Scabs arrived throughout the day. Danny had given the order that they were to be allowed entrance as long as they crossed along the outer edges of the picket line and not through it. Outside of one tense chest-bumping incident and a few catcalls, the scabs passed into the Oh-One station house without ado.

Up and down Hanover came the sound of hammers as men replaced windows with wood planks while others swept up the glass and rescued from the debris any goods the mob had overlooked. A cobbler Danny knew, Giuseppe Balari, stood for a long time staring into the wreckage of his shop. He’d stacked wood against his shop door and laid out his tools, but at the moment when he could have begun covering his storefront, he placed the hammer down on the sidewalk and just stood there, hands out by his side, palms up. He stood that way for ten minutes.

When he turned, Danny didn’t manage to drop his eyes in time and Giuseppe’s found his. He stared across the street at Danny and mouthed one word: Why?

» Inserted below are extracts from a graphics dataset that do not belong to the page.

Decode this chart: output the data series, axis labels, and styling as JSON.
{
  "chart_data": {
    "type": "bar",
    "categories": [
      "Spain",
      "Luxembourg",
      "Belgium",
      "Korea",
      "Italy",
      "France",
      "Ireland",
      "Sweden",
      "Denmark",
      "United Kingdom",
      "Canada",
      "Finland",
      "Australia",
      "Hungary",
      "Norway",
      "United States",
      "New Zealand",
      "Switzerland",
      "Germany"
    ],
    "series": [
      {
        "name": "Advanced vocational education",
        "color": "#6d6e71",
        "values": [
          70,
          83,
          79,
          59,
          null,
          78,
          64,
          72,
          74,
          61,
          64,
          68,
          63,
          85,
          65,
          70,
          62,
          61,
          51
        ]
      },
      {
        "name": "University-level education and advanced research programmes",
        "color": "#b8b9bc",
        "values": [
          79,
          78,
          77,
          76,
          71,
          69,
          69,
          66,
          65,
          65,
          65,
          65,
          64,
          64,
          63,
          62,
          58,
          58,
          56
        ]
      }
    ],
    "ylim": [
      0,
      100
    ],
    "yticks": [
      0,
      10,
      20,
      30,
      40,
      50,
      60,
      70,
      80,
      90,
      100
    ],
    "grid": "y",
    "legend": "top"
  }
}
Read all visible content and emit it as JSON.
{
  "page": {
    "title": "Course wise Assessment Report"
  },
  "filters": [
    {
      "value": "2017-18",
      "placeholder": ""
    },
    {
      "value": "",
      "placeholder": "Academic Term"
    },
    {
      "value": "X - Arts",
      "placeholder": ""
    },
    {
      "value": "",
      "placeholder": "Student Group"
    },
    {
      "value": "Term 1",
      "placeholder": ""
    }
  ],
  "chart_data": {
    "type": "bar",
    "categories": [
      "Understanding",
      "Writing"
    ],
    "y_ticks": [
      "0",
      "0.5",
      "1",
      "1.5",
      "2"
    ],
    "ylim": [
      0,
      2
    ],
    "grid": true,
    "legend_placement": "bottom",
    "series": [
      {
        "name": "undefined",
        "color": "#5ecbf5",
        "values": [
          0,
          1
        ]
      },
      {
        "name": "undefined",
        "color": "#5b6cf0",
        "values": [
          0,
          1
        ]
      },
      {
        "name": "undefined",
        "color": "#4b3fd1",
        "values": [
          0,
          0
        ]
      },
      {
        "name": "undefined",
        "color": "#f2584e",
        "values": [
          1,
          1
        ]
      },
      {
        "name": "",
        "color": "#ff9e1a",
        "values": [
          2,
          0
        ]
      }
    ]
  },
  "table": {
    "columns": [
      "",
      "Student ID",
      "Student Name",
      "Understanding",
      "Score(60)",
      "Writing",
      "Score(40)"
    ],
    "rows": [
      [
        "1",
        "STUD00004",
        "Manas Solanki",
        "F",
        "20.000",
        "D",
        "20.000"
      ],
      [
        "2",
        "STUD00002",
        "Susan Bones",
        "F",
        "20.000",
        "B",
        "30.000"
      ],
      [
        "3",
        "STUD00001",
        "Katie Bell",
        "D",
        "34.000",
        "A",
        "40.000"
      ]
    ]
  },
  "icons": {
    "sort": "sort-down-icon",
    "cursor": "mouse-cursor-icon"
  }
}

Danny shook his head, a helpless gesture, and turned his face forward as he made another circuit in front of the station house. When he looked again, Giuseppe had placed a wood plank to the window frame and begun hammering.

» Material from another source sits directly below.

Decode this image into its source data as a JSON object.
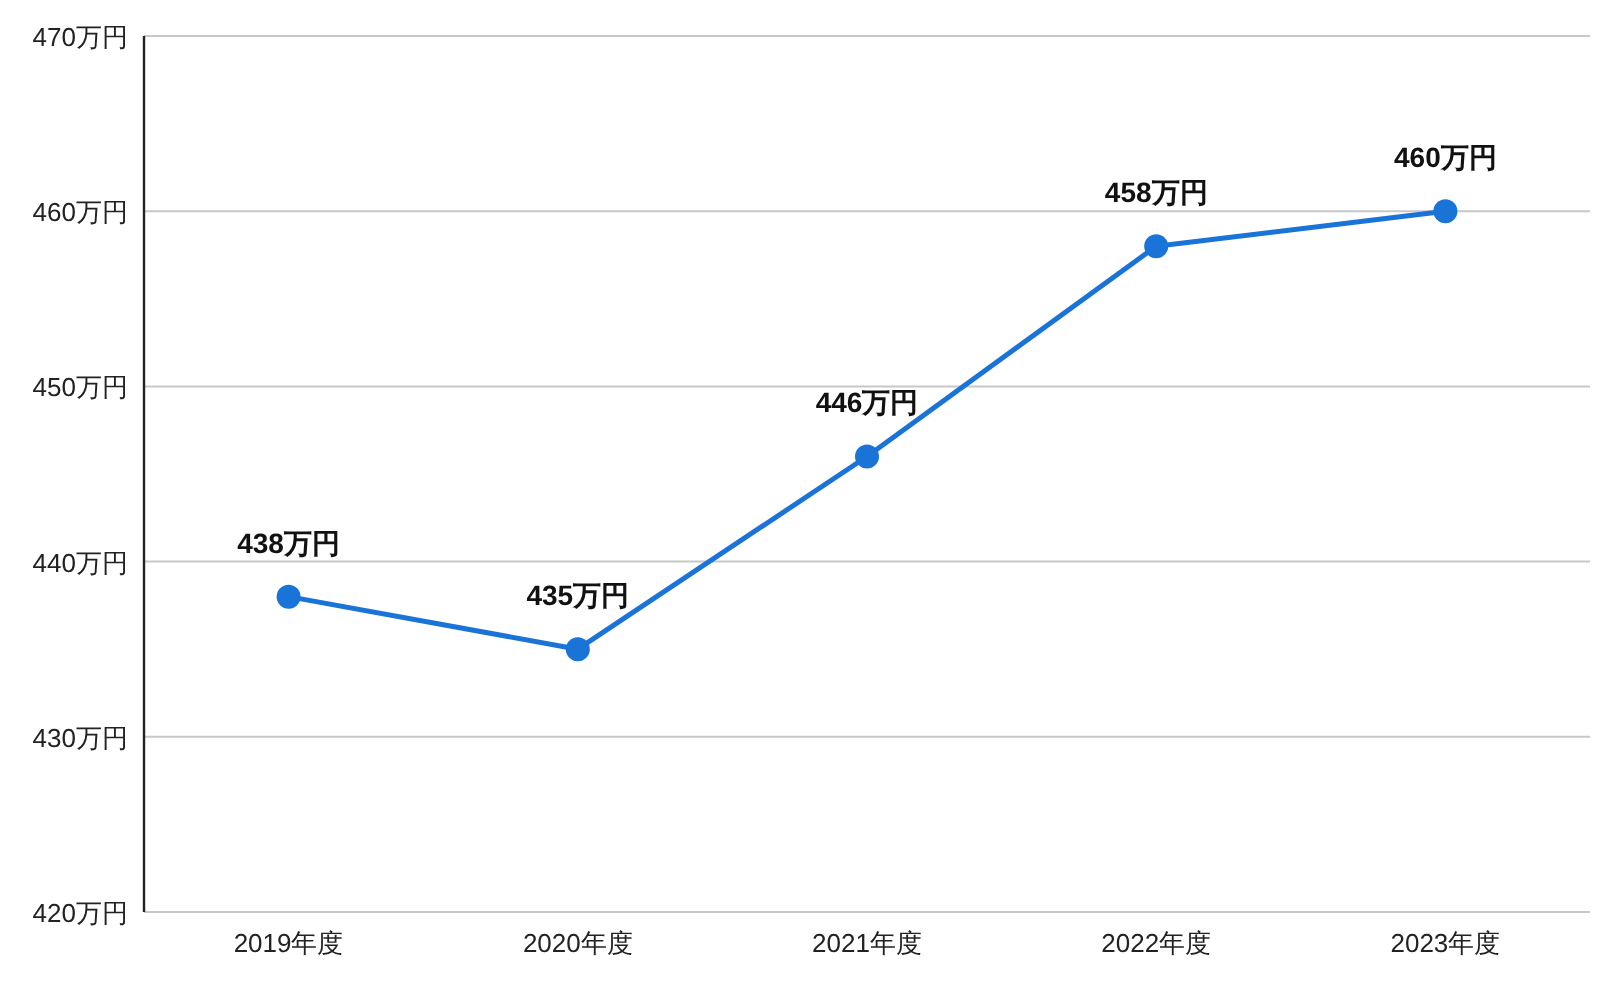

Midday, several city tow trucks cleared the streets, the husks rattling and clanking over the cobblestones, the tow drivers repeatedly having to stop to retrieve pieces that had fallen off. Not long after, a Packard Single Six pulled to the curb by the picket line and Ralph Raphelson stuck his head out the back window. “A minute, Officer?”

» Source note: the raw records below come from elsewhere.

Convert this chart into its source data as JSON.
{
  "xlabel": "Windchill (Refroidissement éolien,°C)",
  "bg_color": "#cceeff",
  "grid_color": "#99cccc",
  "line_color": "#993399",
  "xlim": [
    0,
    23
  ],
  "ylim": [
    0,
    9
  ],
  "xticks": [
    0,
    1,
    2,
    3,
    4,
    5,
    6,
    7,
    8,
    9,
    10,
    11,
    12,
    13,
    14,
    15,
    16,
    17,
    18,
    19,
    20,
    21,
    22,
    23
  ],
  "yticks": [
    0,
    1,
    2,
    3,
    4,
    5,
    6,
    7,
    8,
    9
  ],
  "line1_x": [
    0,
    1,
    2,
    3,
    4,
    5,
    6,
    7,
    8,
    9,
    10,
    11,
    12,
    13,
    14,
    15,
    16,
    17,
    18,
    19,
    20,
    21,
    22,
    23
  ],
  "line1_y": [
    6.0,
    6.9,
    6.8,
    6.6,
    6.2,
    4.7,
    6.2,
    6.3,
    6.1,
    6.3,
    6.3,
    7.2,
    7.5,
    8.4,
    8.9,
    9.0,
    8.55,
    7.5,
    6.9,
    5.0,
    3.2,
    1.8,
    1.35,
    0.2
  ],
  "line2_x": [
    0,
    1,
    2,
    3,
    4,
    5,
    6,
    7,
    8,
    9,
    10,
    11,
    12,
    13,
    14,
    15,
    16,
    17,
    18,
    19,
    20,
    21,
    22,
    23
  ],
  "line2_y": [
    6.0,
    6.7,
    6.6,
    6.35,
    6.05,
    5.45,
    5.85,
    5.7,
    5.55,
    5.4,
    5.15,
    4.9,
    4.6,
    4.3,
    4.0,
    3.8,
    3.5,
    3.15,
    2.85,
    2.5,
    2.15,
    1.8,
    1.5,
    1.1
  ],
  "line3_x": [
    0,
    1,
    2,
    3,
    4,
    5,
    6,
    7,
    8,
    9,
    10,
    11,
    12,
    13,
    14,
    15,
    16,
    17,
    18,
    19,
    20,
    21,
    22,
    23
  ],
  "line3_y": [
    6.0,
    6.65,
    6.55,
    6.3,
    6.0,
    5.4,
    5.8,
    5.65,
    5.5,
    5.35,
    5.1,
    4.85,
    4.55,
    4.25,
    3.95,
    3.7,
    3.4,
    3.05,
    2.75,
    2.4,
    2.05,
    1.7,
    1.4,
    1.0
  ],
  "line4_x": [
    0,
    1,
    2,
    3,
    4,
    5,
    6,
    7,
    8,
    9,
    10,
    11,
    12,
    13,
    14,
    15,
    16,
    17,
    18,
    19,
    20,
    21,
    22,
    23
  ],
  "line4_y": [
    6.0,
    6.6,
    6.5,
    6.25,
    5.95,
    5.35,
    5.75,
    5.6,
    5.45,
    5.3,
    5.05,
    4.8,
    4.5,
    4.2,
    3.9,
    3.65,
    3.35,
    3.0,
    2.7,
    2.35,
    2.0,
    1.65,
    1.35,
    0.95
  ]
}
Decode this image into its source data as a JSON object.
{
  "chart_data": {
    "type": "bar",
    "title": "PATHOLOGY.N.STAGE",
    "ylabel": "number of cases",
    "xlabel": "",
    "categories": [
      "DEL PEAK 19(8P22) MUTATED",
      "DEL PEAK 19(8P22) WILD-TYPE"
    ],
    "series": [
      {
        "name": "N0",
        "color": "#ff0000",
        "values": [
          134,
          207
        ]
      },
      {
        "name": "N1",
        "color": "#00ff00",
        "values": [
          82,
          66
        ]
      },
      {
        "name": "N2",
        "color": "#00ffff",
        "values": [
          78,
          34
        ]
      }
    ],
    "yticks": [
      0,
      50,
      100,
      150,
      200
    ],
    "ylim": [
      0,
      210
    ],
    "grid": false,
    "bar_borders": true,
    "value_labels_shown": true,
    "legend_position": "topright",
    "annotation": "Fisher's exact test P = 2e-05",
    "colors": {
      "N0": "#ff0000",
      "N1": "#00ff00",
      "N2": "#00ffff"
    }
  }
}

Danny turned his sign upside down and leaned it against a lamp pole. He climbed into the backseat with Raphelson. Raphelson gave him an awkward smile and said nothing. Danny looked out the window at the men walking in circles, at the wood storefronts up and down Hanover.

Raphelson said, “The vote on a sympathy strike has been delayed.”

Danny’s first reaction was a chilled numbness. “Delayed?”

Raphelson nodded.

“For how long?”

Raphelson looked out his window. “Difficult to ascertain. We’ve had a hard time reaching several of the delegates.”

“You can’t vote without them?”

He shook his head. “All delegates must be present. That’s sacrosanct.”

“How long before everyone’s rounded up?”

“Hard to tell.”

Danny turned on the seat. “How long?”

“Could be later today. Could be tomorrow.”

The numbness left Danny, replaced by an adrenal spike of fear. “But no later.”

Raphelson said nothing.

“Ralph,” Danny said. “Ralph.”

Raphelson turned his head, looked at him.

“No later than tomorrow,” Danny said. “Right?”

“I can’t guarantee anything.”

Danny sat back in his seat. “Oh, my God,” he whispered. “Oh, my God.”

In Luther’s room, he and Isaiah packed the laundry Mrs. Grouse had brought up to them. Isaiah, a veteran traveler, showed Luther how to roll his clothing instead of folding it, and they placed it in Luther’s suitcase.

“It’ll give you a lot more room,” he said, “and you’re less apt to suffer wrinkles. But you have to roll it tight now. Like this.”

Luther watched Isaiah, then brought the legs of a pair of trousers together and started rolling them from the cuffs.

“A little tighter.”

Luther unrolled the trousers and made the first curl twice as tight and clenched his hands as he continued the roll.